Ever since the covid pandemic, I’ve been more aware of the importance of indoor air quality.

I’ve read that indoor air is typically five times more polluted than outdoor air.

It’s necessary to tighten up the thermal envelope to prevent heated and cooled air from leaking out and outside air from coming in. Improvements such as new windows, added insulation, caulking and weatherstripping help to increase the efficiency of the furnace and air conditioner. However, these efforts eliminate natural ventilation. With no fresh air coming in, the indoor environment becomes stale, stuffy and polluted.

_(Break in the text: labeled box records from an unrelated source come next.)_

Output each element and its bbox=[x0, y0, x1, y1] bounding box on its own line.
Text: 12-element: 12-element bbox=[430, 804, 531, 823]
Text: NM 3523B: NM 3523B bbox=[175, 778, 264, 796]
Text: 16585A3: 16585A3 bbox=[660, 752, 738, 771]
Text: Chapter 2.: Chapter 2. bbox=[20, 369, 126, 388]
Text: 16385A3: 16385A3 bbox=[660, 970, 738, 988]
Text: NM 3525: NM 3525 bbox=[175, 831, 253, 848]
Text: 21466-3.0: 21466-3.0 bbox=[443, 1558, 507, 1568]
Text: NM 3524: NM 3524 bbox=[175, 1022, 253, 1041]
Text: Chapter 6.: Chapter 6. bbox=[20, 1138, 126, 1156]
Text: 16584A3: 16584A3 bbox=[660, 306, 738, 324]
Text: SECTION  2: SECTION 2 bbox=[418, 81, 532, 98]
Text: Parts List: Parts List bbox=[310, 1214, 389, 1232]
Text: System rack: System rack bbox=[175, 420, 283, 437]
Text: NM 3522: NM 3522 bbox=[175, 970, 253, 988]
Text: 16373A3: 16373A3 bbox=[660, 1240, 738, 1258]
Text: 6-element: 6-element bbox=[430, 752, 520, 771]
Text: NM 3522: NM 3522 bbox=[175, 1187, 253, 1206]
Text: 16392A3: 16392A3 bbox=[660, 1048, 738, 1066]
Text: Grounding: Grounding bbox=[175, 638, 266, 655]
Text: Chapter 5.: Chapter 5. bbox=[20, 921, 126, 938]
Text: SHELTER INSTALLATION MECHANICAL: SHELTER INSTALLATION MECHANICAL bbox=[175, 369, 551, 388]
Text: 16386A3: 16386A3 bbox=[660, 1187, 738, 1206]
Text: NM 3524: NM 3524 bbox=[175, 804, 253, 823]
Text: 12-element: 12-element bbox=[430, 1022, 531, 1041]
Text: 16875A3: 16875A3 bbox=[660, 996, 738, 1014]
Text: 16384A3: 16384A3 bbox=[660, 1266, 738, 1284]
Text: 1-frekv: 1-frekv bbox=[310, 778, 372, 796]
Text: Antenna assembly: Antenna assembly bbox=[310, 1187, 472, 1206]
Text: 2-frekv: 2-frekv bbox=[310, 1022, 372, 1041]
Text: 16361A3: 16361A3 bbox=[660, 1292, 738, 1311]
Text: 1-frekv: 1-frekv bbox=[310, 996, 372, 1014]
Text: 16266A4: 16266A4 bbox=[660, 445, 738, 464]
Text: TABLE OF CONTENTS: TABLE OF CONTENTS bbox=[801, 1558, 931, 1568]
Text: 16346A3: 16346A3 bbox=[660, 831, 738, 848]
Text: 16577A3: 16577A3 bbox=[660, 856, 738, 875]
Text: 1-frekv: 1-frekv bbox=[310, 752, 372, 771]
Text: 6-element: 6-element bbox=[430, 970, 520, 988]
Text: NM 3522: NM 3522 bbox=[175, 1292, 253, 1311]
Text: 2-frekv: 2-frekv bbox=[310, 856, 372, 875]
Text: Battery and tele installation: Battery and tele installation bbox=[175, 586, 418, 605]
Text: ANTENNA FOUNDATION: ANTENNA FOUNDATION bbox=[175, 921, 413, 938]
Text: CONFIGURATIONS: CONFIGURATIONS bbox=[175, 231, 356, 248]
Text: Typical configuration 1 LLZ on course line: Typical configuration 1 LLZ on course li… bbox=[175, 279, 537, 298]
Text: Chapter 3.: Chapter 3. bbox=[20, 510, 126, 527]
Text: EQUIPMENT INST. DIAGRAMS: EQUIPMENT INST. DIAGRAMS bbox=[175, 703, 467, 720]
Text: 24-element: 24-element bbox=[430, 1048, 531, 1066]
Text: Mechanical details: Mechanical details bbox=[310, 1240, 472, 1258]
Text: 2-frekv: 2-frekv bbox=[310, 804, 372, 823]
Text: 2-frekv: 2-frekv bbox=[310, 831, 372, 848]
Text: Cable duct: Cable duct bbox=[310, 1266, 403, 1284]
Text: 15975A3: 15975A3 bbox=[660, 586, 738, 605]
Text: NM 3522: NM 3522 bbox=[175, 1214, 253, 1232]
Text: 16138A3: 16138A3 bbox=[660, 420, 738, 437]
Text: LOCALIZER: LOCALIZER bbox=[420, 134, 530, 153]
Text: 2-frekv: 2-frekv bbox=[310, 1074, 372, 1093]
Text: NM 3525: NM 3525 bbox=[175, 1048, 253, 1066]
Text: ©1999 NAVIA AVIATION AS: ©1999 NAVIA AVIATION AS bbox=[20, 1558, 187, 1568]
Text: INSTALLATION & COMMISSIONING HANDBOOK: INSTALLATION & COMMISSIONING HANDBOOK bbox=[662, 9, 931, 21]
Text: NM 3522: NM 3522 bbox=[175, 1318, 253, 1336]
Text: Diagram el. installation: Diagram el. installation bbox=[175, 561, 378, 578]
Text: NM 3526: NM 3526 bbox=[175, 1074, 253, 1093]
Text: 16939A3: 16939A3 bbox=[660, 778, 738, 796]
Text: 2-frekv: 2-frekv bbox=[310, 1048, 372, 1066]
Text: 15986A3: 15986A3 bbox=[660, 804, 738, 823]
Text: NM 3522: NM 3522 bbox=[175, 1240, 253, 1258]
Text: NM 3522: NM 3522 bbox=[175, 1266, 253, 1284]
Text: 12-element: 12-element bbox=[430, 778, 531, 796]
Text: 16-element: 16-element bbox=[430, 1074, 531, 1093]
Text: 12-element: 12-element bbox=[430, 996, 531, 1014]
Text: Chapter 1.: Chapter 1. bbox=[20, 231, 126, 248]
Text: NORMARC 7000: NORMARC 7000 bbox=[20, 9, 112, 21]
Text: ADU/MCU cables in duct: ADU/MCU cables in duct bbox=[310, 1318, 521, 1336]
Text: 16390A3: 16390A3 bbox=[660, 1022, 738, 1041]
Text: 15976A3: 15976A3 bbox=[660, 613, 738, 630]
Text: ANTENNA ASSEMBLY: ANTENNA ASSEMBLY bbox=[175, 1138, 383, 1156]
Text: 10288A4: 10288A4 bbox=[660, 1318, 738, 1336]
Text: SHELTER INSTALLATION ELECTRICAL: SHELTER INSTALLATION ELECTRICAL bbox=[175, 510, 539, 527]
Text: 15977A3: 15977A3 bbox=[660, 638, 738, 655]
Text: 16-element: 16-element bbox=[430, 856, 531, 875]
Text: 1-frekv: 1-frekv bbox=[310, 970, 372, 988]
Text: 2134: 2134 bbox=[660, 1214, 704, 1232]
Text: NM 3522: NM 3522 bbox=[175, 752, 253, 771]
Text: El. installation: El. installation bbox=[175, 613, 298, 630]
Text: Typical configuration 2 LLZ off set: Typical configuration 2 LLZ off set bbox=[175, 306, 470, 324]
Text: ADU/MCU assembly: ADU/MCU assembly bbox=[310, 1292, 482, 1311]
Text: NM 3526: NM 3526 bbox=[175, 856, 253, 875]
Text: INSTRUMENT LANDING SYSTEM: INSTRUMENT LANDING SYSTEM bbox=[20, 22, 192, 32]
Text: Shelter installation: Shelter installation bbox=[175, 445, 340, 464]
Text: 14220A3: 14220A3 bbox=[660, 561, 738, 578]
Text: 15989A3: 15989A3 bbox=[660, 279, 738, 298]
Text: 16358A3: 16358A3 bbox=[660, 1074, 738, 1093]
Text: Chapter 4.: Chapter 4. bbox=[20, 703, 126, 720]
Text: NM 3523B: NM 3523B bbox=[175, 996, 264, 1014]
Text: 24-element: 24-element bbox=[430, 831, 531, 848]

A steady influx of contaminants are introduced into the breathing air by way of the regular activities such as cooking, cleaning and showering. Pets, pesticides, the furnace and air conditioner all add to the problem. Dust, pollen, dander, mold spores, VOCs and other toxins get trapped inside. They cause major health concerns. Headaches, congestion, insomnia, irritated symptoms of allergies and asthma, sneezing and coughing are some of the consequences. Unfortunately, there are very few times of year when I can open the windows and freshen up the house. In order to create a cleaner, healthier living space, I’ve invested into an HRV or heat recovery ventilator. The ventilator actively brings in fresh air all year round without causing energy waste. In the winter, the system uses the outgoing stale air to warm up the incoming air and reduce demands on the furnace. In the summer, the air exchange helps to get rid of excess humidity and lessen the workload of the air conditioner. The savings on my heating and cooling bills has quickly recovered the cost of installing the HRV.